J'avoue aussi que face à ce qui m'apparaît comme un climat anxiogène exagéré, mon réflexe naturel est de cultiver la normalité. Cela m'était déjà arrivé après les attentats du 11 septembre 2001 - à l'époque, je faisais beaucoup de vélo - aujourd'hui c'est en marchant dans mes coins préférés, souvent au bord de rivières, que je déconnecte des bouffées de panique que l'on observe ici et là. Deux jours avant que le Conseil fédéral ne restreigne la liberté de mouvement et de réunion, j'avais proposé au collectif Strates, auquel je loue un bout de studio, de réfléchir ensemble à ce défi. Les photographes qui le composent avaient des soucis plus immédiats et matériels en tête, la proposition est restée sans suite. 
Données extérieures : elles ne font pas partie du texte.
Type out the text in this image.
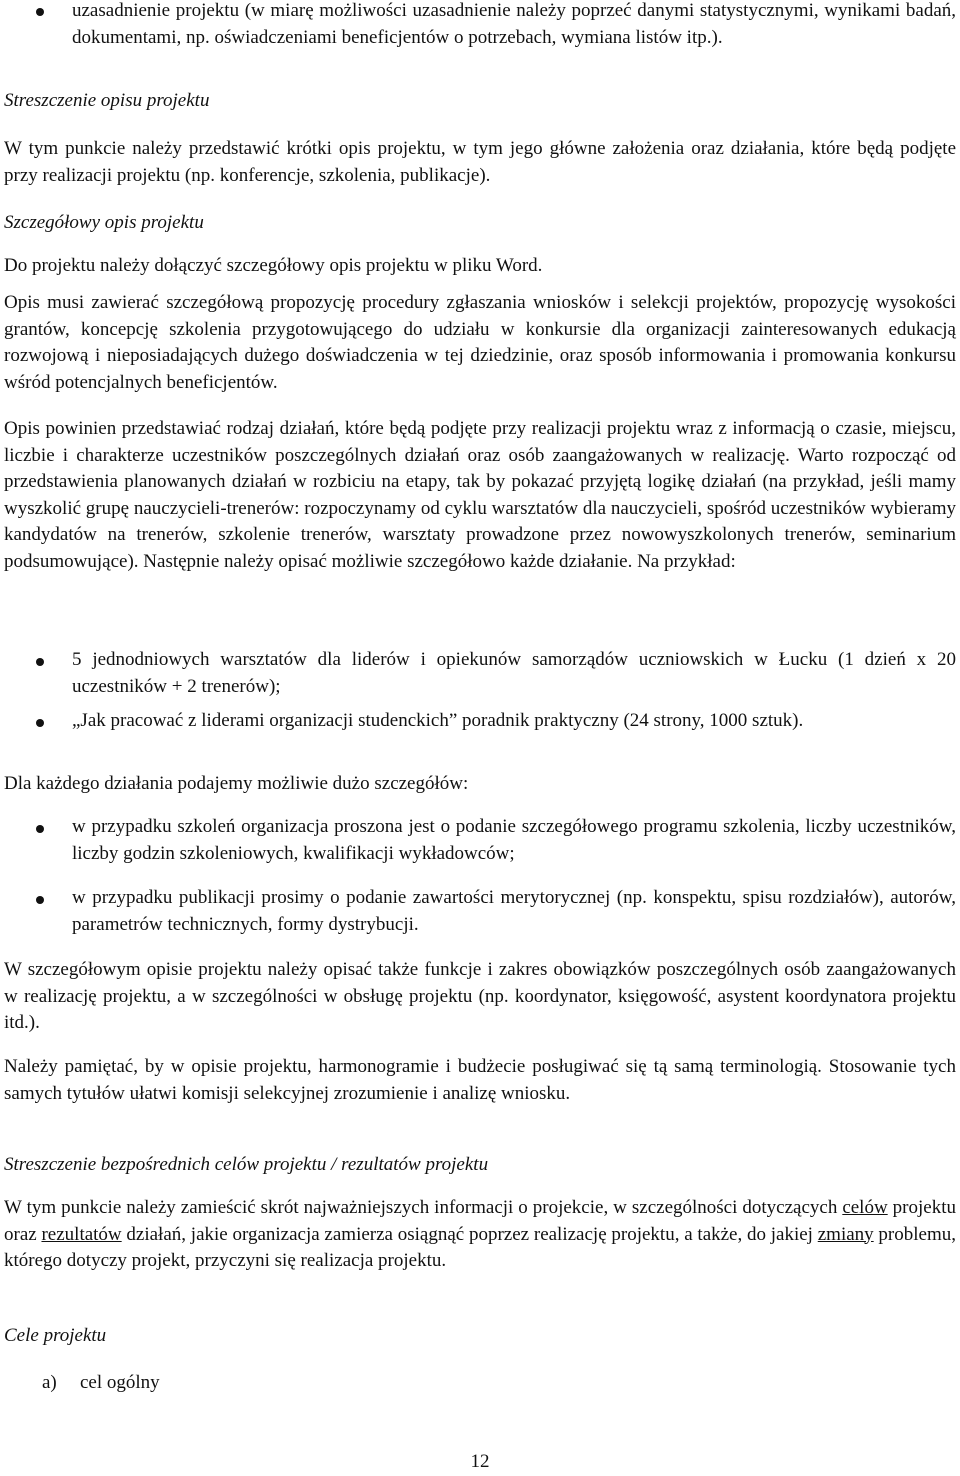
uzasadnienie projektu (w miarę możliwości uzasadnienie należy poprzeć danymi statystycznymi, wynikami badań, dokumentami, np. oświadczeniami beneficjentów o potrzebach, wymiana listów itp.).
Streszczenie opisu projektu
W tym punkcie należy przedstawić krótki opis projektu, w tym jego główne założenia oraz działania, które będą podjęte przy realizacji projektu (np. konferencje, szkolenia, publikacje).
Szczegółowy opis projektu
Do projektu należy dołączyć szczegółowy opis projektu w pliku Word.
Opis musi zawierać szczegółową propozycję procedury zgłaszania wniosków i selekcji projektów, propozycję wysokości grantów, koncepcję szkolenia przygotowującego do udziału w konkursie dla organizacji zainteresowanych edukacją rozwojową i nieposiadających dużego doświadczenia w tej dziedzinie, oraz sposób informowania i promowania konkursu wśród potencjalnych beneficjentów.
Opis powinien przedstawiać rodzaj działań, które będą podjęte przy realizacji projektu wraz z informacją o czasie, miejscu, liczbie i charakterze uczestników poszczególnych działań oraz osób zaangażowanych w realizację. Warto rozpocząć od przedstawienia planowanych działań w rozbiciu na etapy, tak by pokazać przyjętą logikę działań (na przykład, jeśli mamy wyszkolić grupę nauczycieli-trenerów: rozpoczynamy od cyklu warsztatów dla nauczycieli, spośród uczestników wybieramy kandydatów na trenerów, szkolenie trenerów, warsztaty prowadzone przez nowowyszkolonych trenerów, seminarium podsumowujące). Następnie należy opisać możliwie szczegółowo każde działanie. Na przykład:
5 jednodniowych warsztatów dla liderów i opiekunów samorządów uczniowskich w Łucku (1 dzień x 20 uczestników + 2 trenerów);
„Jak pracować z liderami organizacji studenckich” poradnik praktyczny (24 strony, 1000 sztuk).
Dla każdego działania podajemy możliwie dużo szczegółów:
w przypadku szkoleń organizacja proszona jest o podanie szczegółowego programu szkolenia, liczby uczestników, liczby godzin szkoleniowych, kwalifikacji wykładowców;
w przypadku publikacji prosimy o podanie zawartości merytorycznej (np. konspektu, spisu rozdziałów), autorów, parametrów technicznych, formy dystrybucji.
W szczegółowym opisie projektu należy opisać także funkcje i zakres obowiązków poszczególnych osób zaangażowanych w realizację projektu, a w szczególności w obsługę projektu (np. koordynator, księgowość, asystent koordynatora projektu itd.).
Należy pamiętać, by w opisie projektu, harmonogramie i budżecie posługiwać się tą samą terminologią. Stosowanie tych samych tytułów ułatwi komisji selekcyjnej zrozumienie i analizę wniosku.
Streszczenie bezpośrednich celów projektu / rezultatów projektu
W tym punkcie należy zamieścić skrót najważniejszych informacji o projekcie, w szczególności dotyczących celów projektu oraz rezultatów działań, jakie organizacja zamierza osiągnąć poprzez realizację projektu, a także, do jakiej zmiany problemu, którego dotyczy projekt, przyczyni się realizacja projektu.
Cele projektu
a) cel ogólny
12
D'autres s'y sont mis cependant. Je pense notamment au collectif "Lundi 13", qui regroupe sur son site des centaines d'images de photographes romands abordant cette crise sous différents angles. Il y a bien sûr à boire et à manger, pas mal de choses répétitives, mais aussi des travaux qui se dégagent de la moyenne. Je pense notamment à Alan Humerose qui, depuis son domicile fribourgeois, photographie par écran interposé la danseuse Analía Slonimsky à Buenos Aires. Ou a Yann Laubscher, membre du collectif Strates, qui a réalisé dans les tonalités pastel qu'il affectionne des portraits de "confinés" de la colocation En Baumettaz à Crissier-sur-Lausanne. Ou au journal d'une famille monoparentale avec deux enfants tenu par Sarah Carp idem pour Guillaume Perret). Ou encore à la série des Suisses masqués réalisée par Patrick Gilliéron Lopreno.

Au palmarès de l'originalité, ma préférence va toutefois à Vincent Morla, qui a transformé l'état de nécessité en stimulus créatif. Puisqu'on nous demande de rester chez nous, pourquoi ne pas utiliser les accessoires que nous avons sous la main pour recréer, en les détournant, quelques images célèbres. C'est le cas de la "jeune Afghane aux yeux verts" photographiée par Steve Mc Curry, revisitée dans une version très personnelle et hilarante (images ci-dessus). 

Comme de nombreuses bonnes idées - à commencer par l'invention de la photographie elle-même - celle-ci a surgi en plusieurs endroits à la fois. Ainsi, le musée Getty, contraint de fermer comme les autres, a suggéré aux internautes de s'inspirer d'oeuvres très connues de sa collection pour en livrer leur interprétation avec les moyens du bord. Cela donne souvent des résultats amusants, comme le montrent les exemples ci-dessous.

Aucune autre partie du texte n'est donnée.